De stand-bymodus van Windows is ontworpen om energie te besparen wanneer de gebruiker een tijdje niet aan de computer werkt. De stand-bymodus verschilt van normaal afsluiten doordat alle actieve toepassingen worden opgeslagen in de staat waarin ze zich bevonden op het moment dat de modus werd ingeschakeld. Na het afsluiten kunt u gewoon doorgaan met werken. Maar soms moet de stand-bymodus worden uitgeschakeld, bijvoorbeeld bij het uitvoeren van lange bewerkingen zonder tussenkomst van de gebruiker.
Het is nodig
Computer met Windows-besturingssysteem (XP, Windows 7), basis computervaardigheden
instructies:
Stap 1
De instellingen voor de slaapstand worden beheerd in het menu Energiebeheer in het Configuratiescherm. Om dit menu te openen, klikt u op de knop "Start" en selecteert u het item "Configuratiescherm" (in Windows XP bevindt het zich op het tabblad "Instellingen").

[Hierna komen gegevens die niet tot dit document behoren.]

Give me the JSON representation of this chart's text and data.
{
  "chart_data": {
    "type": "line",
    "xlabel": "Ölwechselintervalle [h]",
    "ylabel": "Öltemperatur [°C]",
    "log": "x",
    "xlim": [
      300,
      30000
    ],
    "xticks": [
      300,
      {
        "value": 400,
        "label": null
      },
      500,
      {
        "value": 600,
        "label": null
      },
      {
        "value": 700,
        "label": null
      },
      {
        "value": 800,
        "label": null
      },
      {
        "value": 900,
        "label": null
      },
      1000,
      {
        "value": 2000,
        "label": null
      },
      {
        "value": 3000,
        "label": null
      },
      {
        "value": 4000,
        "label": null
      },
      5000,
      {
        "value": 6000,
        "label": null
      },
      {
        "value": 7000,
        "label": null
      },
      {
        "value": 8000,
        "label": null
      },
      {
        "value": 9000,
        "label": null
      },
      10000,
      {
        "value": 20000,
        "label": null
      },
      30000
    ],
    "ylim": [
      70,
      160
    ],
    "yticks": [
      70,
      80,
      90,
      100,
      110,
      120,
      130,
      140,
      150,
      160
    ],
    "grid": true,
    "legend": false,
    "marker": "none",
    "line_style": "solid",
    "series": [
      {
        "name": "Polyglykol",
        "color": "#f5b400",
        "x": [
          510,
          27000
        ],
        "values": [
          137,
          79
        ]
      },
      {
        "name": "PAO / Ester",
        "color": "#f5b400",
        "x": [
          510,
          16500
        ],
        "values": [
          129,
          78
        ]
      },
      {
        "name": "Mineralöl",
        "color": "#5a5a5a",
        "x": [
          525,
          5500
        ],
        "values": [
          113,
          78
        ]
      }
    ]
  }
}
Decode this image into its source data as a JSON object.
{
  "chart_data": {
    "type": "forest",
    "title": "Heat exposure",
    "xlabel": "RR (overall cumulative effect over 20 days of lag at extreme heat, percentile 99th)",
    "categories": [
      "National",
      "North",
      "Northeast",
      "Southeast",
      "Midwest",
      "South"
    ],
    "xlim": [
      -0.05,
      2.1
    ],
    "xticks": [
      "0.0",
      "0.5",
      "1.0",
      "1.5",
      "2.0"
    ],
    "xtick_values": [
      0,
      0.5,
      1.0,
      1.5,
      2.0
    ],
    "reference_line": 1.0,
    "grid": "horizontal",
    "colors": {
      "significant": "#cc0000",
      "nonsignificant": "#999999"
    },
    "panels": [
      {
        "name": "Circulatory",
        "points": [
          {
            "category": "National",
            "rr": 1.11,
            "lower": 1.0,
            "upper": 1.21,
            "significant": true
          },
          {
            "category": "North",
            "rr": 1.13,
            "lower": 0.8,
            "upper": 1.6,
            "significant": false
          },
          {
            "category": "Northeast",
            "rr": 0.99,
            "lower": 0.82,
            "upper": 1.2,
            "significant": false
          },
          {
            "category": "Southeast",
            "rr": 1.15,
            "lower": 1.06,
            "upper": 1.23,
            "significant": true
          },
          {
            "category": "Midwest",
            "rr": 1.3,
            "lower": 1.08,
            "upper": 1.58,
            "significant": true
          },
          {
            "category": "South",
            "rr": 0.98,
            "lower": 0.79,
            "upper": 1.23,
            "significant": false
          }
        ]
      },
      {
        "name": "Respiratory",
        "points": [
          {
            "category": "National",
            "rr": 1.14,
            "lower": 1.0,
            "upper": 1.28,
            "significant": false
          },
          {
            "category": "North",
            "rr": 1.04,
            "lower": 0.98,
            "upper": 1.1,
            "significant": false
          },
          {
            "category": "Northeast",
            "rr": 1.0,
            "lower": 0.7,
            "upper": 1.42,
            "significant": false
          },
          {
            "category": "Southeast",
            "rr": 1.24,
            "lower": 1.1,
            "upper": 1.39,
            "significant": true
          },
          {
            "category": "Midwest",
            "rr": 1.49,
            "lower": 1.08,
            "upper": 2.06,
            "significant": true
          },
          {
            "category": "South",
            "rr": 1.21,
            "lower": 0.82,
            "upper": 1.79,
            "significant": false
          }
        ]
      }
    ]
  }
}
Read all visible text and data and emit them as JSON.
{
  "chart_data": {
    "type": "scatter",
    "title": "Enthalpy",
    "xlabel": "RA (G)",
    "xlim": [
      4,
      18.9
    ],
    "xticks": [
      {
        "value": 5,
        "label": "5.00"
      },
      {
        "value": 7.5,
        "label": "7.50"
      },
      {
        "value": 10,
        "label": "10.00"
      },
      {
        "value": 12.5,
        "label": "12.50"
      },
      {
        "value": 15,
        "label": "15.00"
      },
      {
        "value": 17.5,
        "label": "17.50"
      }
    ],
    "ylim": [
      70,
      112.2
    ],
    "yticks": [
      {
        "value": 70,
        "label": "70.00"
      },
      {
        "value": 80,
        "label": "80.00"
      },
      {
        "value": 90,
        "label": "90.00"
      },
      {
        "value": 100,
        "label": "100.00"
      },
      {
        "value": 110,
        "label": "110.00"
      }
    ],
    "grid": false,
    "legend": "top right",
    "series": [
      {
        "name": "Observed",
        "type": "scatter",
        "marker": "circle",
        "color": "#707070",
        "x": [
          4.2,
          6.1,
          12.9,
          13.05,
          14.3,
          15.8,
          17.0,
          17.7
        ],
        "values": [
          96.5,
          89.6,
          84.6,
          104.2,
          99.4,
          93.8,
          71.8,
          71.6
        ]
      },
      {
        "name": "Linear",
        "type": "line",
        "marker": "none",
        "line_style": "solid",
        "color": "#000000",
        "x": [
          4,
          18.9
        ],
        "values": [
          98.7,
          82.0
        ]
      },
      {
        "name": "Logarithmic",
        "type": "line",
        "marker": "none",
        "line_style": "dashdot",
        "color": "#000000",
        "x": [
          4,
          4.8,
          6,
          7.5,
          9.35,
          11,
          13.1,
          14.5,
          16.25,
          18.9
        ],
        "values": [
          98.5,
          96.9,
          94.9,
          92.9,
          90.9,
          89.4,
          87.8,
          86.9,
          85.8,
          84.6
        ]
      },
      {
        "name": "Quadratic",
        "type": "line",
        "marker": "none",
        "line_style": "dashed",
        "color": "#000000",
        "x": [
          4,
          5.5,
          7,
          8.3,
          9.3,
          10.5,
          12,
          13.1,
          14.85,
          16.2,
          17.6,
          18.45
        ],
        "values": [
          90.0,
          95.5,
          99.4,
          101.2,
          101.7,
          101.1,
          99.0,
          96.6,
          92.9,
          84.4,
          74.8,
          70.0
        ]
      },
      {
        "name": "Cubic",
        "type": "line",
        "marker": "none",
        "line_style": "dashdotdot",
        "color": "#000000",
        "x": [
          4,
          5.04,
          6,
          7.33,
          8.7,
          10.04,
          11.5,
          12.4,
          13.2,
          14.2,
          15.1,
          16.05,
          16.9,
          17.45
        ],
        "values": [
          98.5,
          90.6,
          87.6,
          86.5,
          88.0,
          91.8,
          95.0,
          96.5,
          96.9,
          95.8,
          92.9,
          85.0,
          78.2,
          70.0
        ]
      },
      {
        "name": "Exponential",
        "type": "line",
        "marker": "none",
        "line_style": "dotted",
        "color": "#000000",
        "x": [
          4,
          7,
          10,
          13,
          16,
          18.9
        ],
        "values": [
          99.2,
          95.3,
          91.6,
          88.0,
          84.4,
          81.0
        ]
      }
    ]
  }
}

Beweeg de cursor erover en druk op de linkermuisknop of de Enter-toets op het toetsenbord.
Stap 2
Selecteer in het "Configuratiescherm" "Energiebeheer". In Windows 7 is het te vinden onder de categorie Systeem en beveiliging.
Stap 3
Zoek in het powermenu het item "Slaapinstelling" en activeer het. Er verschijnen twee regels in het geopende venster. De bovenste heet "Display Off" en de onderste is "Sleep Mode". In deze regels wordt de inactiviteitstijd van het systeem geselecteerd, waarna de bijbehorende modus wordt geactiveerd. Om de modus uit te schakelen, klikt u met de linkermuisknop op de regel en selecteert u de optie "Nooit" in de vervolgkeuzelijst. De computer stopt dan automatisch met in de standby-modus te gaan.
Stap 4
In sommige gevallen moet u bovendien de acties wijzigen die worden uitgevoerd wanneer u op de uit-knop drukt, vooral voor laptops. Selecteer hiervoor "Aan/uit-knoppen beheren" en selecteer in de actieselectieregel "Afsluiten" in plaats van "Slaap".